1. What is the innovation?

FiGS (Field Gradient Sensor) is a state of the art, non-contact CP inspection tool that performs highly

accurate measurements of electric currents in seawater, with a resolution and detection level that

surpasses all other sensors available on the market. The sensitivity of the sensor enables the

identification of corrosion problems and the characterization of CP system status on pipelines and

subsea structures, even when buried.

2. How does the innovation work?

The sensor has two sensing electrodes, rotating around a common axis, measuring the relative field

gradient in the seawater. A huge advantage of this device is that it can measure far weaker signals than

existing sensors, and it will also measure the vector of the signal. The compact size of the sensor enables

electric field measurements close to the surface, where the field is stronger, thereby increasing the

accuracy.
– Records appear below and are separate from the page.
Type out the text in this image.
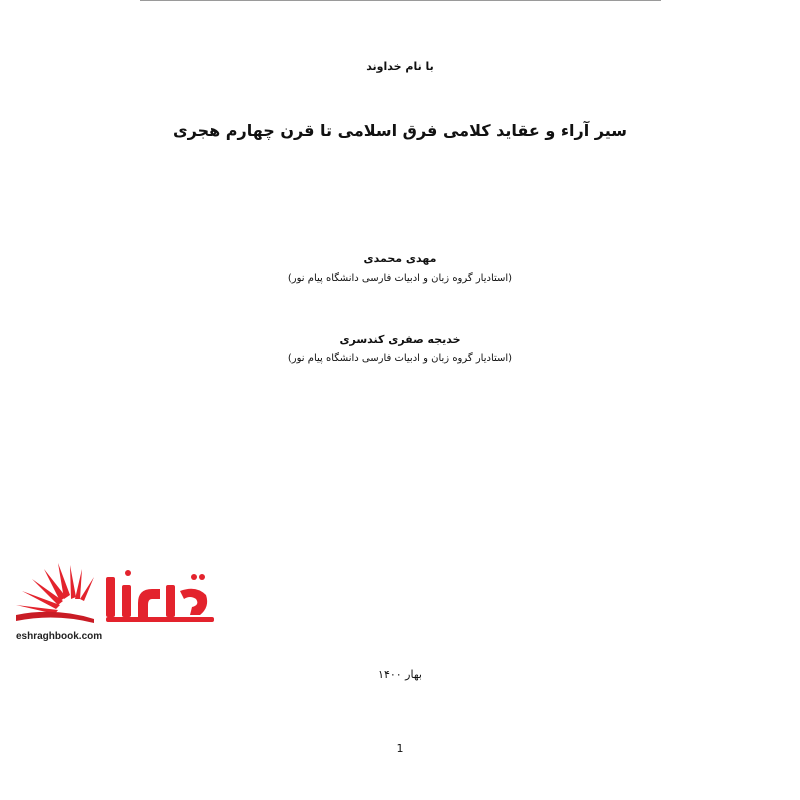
با نام خداوند
سیر آراء و عقاید کلامی فرق اسلامی تا قرن چهارم هجری
مهدی محمدی
(استادیار گروه زبان و ادبیات فارسی دانشگاه پیام نور)
خدیجه صفری کندسری
(استادیار گروه زبان و ادبیات فارسی دانشگاه پیام نور)
eshraghbook.com
بهار ۱۴۰۰
1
The short inter-distance between the electrodes gives measurements close to a point

measurement, which closely approximates the real field gradient, as opposed to averaging the gradient

over a greater distance.

In addition to increasing the accuracy, this also increases the quality and reliability of the readings. Due

to the physical shift between the two reference cells, the system will not be influenced by cell drift and

filtration of noise fields from the ROV will be a lot easier.

Operation

FiGS is normally fitted to a ROV, but the non-contact method also opens up the possibility for use on

Autonomous vehicles (AUV/AIV). FiGS inspections are performed as stand-alone inspections but also

often tagged on to general visual inspection (GVI) programs.

Sensitivity

The measurement range is from 0.1 μV/cm to 10 mV/cm. The accuracy of the measurements of the

electric field gradient vector is 2° and absolute value accuracy of 1% of the reading.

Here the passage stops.